प्रकाशित: 04.03.2022
The drive from Poti to Kutaisi was on calmer country roads with good weather. However, I had to pass through the industrial area of Poti and always make sure not to turn in the wrong direction and end up in Abkhazia. Cows on the road were a common sight and much preferred to all the trucks of the past few days. At a short photo stop on a bridge, a police car drove past me and stopped behind the bridge. I thought, finally the first police check. But as I slowly drove on, the car instead followed me slowly before overtaking me after two kilometers. This game repeated a few times until at Khoni an individual police officer actually approached me in Georgian and then in Russian. I think he offered to give me a ride in his pickup truck, but I declined. Later, I had another encounter with more police officers who turned around just to wave at me again. They probably have to patrol all day long and I must have been the most exciting thing that happened that day.

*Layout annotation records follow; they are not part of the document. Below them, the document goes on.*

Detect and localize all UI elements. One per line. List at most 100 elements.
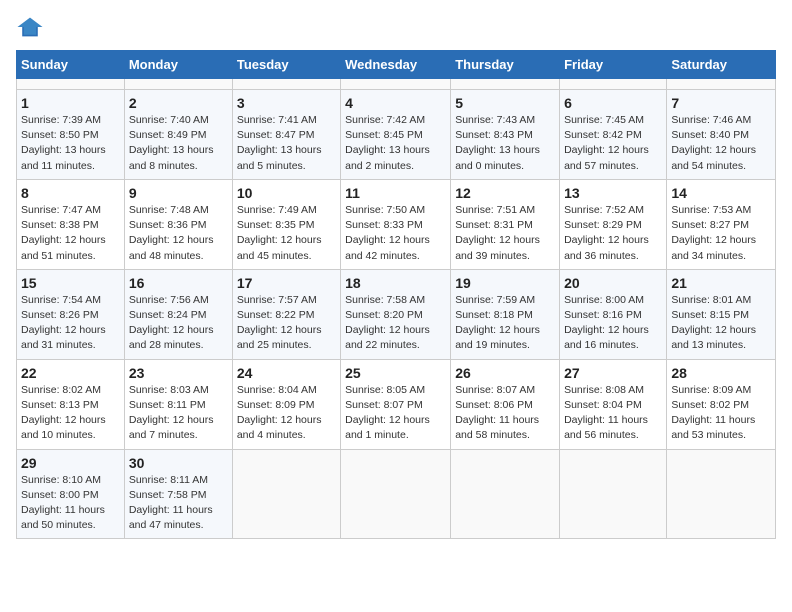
day-info: Sunrise: 7:47 AMSunset: 8:38 PMDaylight:… bbox=[21, 203, 120, 264]
day-cell: 4 Sunrise: 7:42 AMSunset: 8:45 PMDaylight… bbox=[341, 90, 451, 180]
day-cell: 5Sunrise: 7:43 AMSunset: 8:43 PMDaylight… bbox=[451, 90, 560, 180]
day-cell bbox=[667, 449, 776, 539]
day-info: Sunrise: 8:08 AMSunset: 8:04 PMDaylight:… bbox=[564, 383, 662, 444]
header-row: SundayMondayTuesdayWednesdayThursdayFrid… bbox=[17, 51, 776, 79]
day-number: 3 bbox=[237, 95, 336, 111]
day-cell: 9 Sunrise: 7:48 AMSunset: 8:36 PMDaylight… bbox=[124, 179, 232, 269]
day-number: 29 bbox=[21, 455, 120, 471]
day-number: 12 bbox=[455, 185, 555, 201]
week-row-3: 15Sunrise: 7:54 AMSunset: 8:26 PMDayligh… bbox=[17, 269, 776, 359]
day-info: Sunrise: 8:04 AMSunset: 8:09 PMDaylight:… bbox=[237, 383, 336, 444]
day-number: 14 bbox=[671, 185, 771, 201]
day-info: Sunrise: 7:56 AMSunset: 8:24 PMDaylight:… bbox=[129, 293, 228, 354]
day-number: 1 bbox=[21, 95, 120, 111]
day-info: Sunrise: 7:58 AMSunset: 8:20 PMDaylight:… bbox=[345, 293, 446, 354]
day-cell: 24 Sunrise: 8:04 AMSunset: 8:09 PMDayligh… bbox=[232, 359, 340, 449]
day-number: 16 bbox=[129, 275, 228, 291]
day-number: 23 bbox=[129, 365, 228, 381]
day-cell: 28Sunrise: 8:09 AMSunset: 8:02 PMDayligh… bbox=[667, 359, 776, 449]
day-cell bbox=[451, 449, 560, 539]
header bbox=[16, 16, 776, 38]
day-number: 11 bbox=[345, 185, 446, 201]
day-cell: 19 Sunrise: 7:59 AMSunset: 8:18 PMDayligh… bbox=[451, 269, 560, 359]
day-info: Sunrise: 7:43 AMSunset: 8:43 PMDaylight:… bbox=[455, 113, 555, 174]
day-cell: 10 Sunrise: 7:49 AMSunset: 8:35 PMDayligh… bbox=[232, 179, 340, 269]
day-cell: 2 Sunrise: 7:40 AMSunset: 8:49 PMDaylight… bbox=[124, 90, 232, 180]
day-info: Sunrise: 7:48 AMSunset: 8:36 PMDaylight:… bbox=[129, 203, 228, 264]
day-cell bbox=[667, 79, 776, 90]
day-cell: 27 Sunrise: 8:08 AMSunset: 8:04 PMDayligh… bbox=[560, 359, 667, 449]
day-number: 6 bbox=[564, 95, 662, 111]
header-cell-friday: Friday bbox=[560, 51, 667, 79]
day-cell bbox=[124, 79, 232, 90]
day-info: Sunrise: 7:52 AMSunset: 8:29 PMDaylight:… bbox=[564, 203, 662, 264]
day-number: 13 bbox=[564, 185, 662, 201]
day-cell: 13 Sunrise: 7:52 AMSunset: 8:29 PMDayligh… bbox=[560, 179, 667, 269]
day-info: Sunrise: 8:03 AMSunset: 8:11 PMDaylight:… bbox=[129, 383, 228, 444]
day-info: Sunrise: 8:05 AMSunset: 8:07 PMDaylight:… bbox=[345, 383, 446, 444]
day-info: Sunrise: 7:57 AMSunset: 8:22 PMDaylight:… bbox=[237, 293, 336, 354]
day-info: Sunrise: 8:01 AMSunset: 8:15 PMDaylight:… bbox=[671, 293, 771, 354]
day-number: 4 bbox=[345, 95, 446, 111]
day-number: 19 bbox=[455, 275, 555, 291]
day-info: Sunrise: 8:07 AMSunset: 8:06 PMDaylight:… bbox=[455, 383, 555, 444]
logo bbox=[16, 16, 48, 38]
day-number: 2 bbox=[129, 95, 228, 111]
day-number: 9 bbox=[129, 185, 228, 201]
day-info: Sunrise: 7:54 AMSunset: 8:26 PMDaylight:… bbox=[21, 293, 120, 354]
day-cell: 17 Sunrise: 7:57 AMSunset: 8:22 PMDayligh… bbox=[232, 269, 340, 359]
day-number: 26 bbox=[455, 365, 555, 381]
calendar-table: SundayMondayTuesdayWednesdayThursdayFrid… bbox=[16, 50, 776, 539]
week-row-5: 29Sunrise: 8:10 AMSunset: 8:00 PMDayligh… bbox=[17, 449, 776, 539]
day-number: 21 bbox=[671, 275, 771, 291]
day-number: 10 bbox=[237, 185, 336, 201]
week-row-4: 22Sunrise: 8:02 AMSunset: 8:13 PMDayligh… bbox=[17, 359, 776, 449]
day-number: 17 bbox=[237, 275, 336, 291]
day-info: Sunrise: 7:40 AMSunset: 8:49 PMDaylight:… bbox=[129, 113, 228, 174]
header-cell-saturday: Saturday bbox=[667, 51, 776, 79]
day-cell bbox=[451, 79, 560, 90]
day-info: Sunrise: 7:53 AMSunset: 8:27 PMDaylight:… bbox=[671, 203, 771, 264]
day-number: 28 bbox=[671, 365, 771, 381]
header-cell-tuesday: Tuesday bbox=[232, 51, 340, 79]
day-info: Sunrise: 7:49 AMSunset: 8:35 PMDaylight:… bbox=[237, 203, 336, 264]
day-cell bbox=[560, 79, 667, 90]
day-cell: 30 Sunrise: 8:11 AMSunset: 7:58 PMDayligh… bbox=[124, 449, 232, 539]
day-info: Sunrise: 7:51 AMSunset: 8:31 PMDaylight:… bbox=[455, 203, 555, 264]
day-cell: 25Sunrise: 8:05 AMSunset: 8:07 PMDayligh… bbox=[341, 359, 451, 449]
day-info: Sunrise: 7:39 AMSunset: 8:50 PMDaylight:… bbox=[21, 113, 120, 174]
day-cell bbox=[17, 79, 125, 90]
day-number: 30 bbox=[129, 455, 228, 471]
header-cell-wednesday: Wednesday bbox=[341, 51, 451, 79]
day-cell: 6Sunrise: 7:45 AMSunset: 8:42 PMDaylight… bbox=[560, 90, 667, 180]
day-number: 24 bbox=[237, 365, 336, 381]
day-number: 7 bbox=[671, 95, 771, 111]
day-cell bbox=[341, 79, 451, 90]
day-info: Sunrise: 7:41 AMSunset: 8:47 PMDaylight:… bbox=[237, 113, 336, 174]
day-cell: 29Sunrise: 8:10 AMSunset: 8:00 PMDayligh… bbox=[17, 449, 125, 539]
day-cell bbox=[232, 79, 340, 90]
day-cell: 23 Sunrise: 8:03 AMSunset: 8:11 PMDayligh… bbox=[124, 359, 232, 449]
header-cell-thursday: Thursday bbox=[451, 51, 560, 79]
week-row-0 bbox=[17, 79, 776, 90]
day-cell: 1 Sunrise: 7:39 AMSunset: 8:50 PMDaylight… bbox=[17, 90, 125, 180]
day-info: Sunrise: 7:46 AMSunset: 8:40 PMDaylight:… bbox=[671, 113, 771, 174]
day-cell: 15Sunrise: 7:54 AMSunset: 8:26 PMDayligh… bbox=[17, 269, 125, 359]
week-row-1: 1 Sunrise: 7:39 AMSunset: 8:50 PMDaylight… bbox=[17, 90, 776, 180]
day-cell: 26 Sunrise: 8:07 AMSunset: 8:06 PMDayligh… bbox=[451, 359, 560, 449]
day-info: Sunrise: 8:00 AMSunset: 8:16 PMDaylight:… bbox=[564, 293, 662, 354]
day-cell bbox=[341, 449, 451, 539]
day-info: Sunrise: 7:59 AMSunset: 8:18 PMDaylight:… bbox=[455, 293, 555, 354]
day-cell bbox=[560, 449, 667, 539]
day-info: Sunrise: 8:02 AMSunset: 8:13 PMDaylight:… bbox=[21, 383, 120, 444]
day-number: 27 bbox=[564, 365, 662, 381]
day-info: Sunrise: 7:42 AMSunset: 8:45 PMDaylight:… bbox=[345, 113, 446, 174]
day-cell: 7 Sunrise: 7:46 AMSunset: 8:40 PMDaylight… bbox=[667, 90, 776, 180]
header-cell-monday: Monday bbox=[124, 51, 232, 79]
day-cell: 11Sunrise: 7:50 AMSunset: 8:33 PMDayligh… bbox=[341, 179, 451, 269]
day-cell: 18Sunrise: 7:58 AMSunset: 8:20 PMDayligh… bbox=[341, 269, 451, 359]
day-cell: 21 Sunrise: 8:01 AMSunset: 8:15 PMDayligh… bbox=[667, 269, 776, 359]
day-info: Sunrise: 8:11 AMSunset: 7:58 PMDaylight:… bbox=[129, 473, 228, 534]
day-cell: 16 Sunrise: 7:56 AMSunset: 8:24 PMDayligh… bbox=[124, 269, 232, 359]
day-cell: 8Sunrise: 7:47 AMSunset: 8:38 PMDaylight… bbox=[17, 179, 125, 269]
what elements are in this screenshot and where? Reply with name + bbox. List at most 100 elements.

A bit northwest of Kutaisi, I made a detour to Tskaltubo, which was recommended to me by a British woman in the hostel in Batumi. During Soviet times, it was one of the most important spa towns, so today you can see many abandoned and eerie buildings in the forest. The town is slowly trying to recover and become a spa town again, but it still has a long way to go. After that, I finally went to Kutaisi, slightly hypoglycemic, and to a nice guest house where I was the only guest. Since it was already dark, sightseeing had to wait until the next day.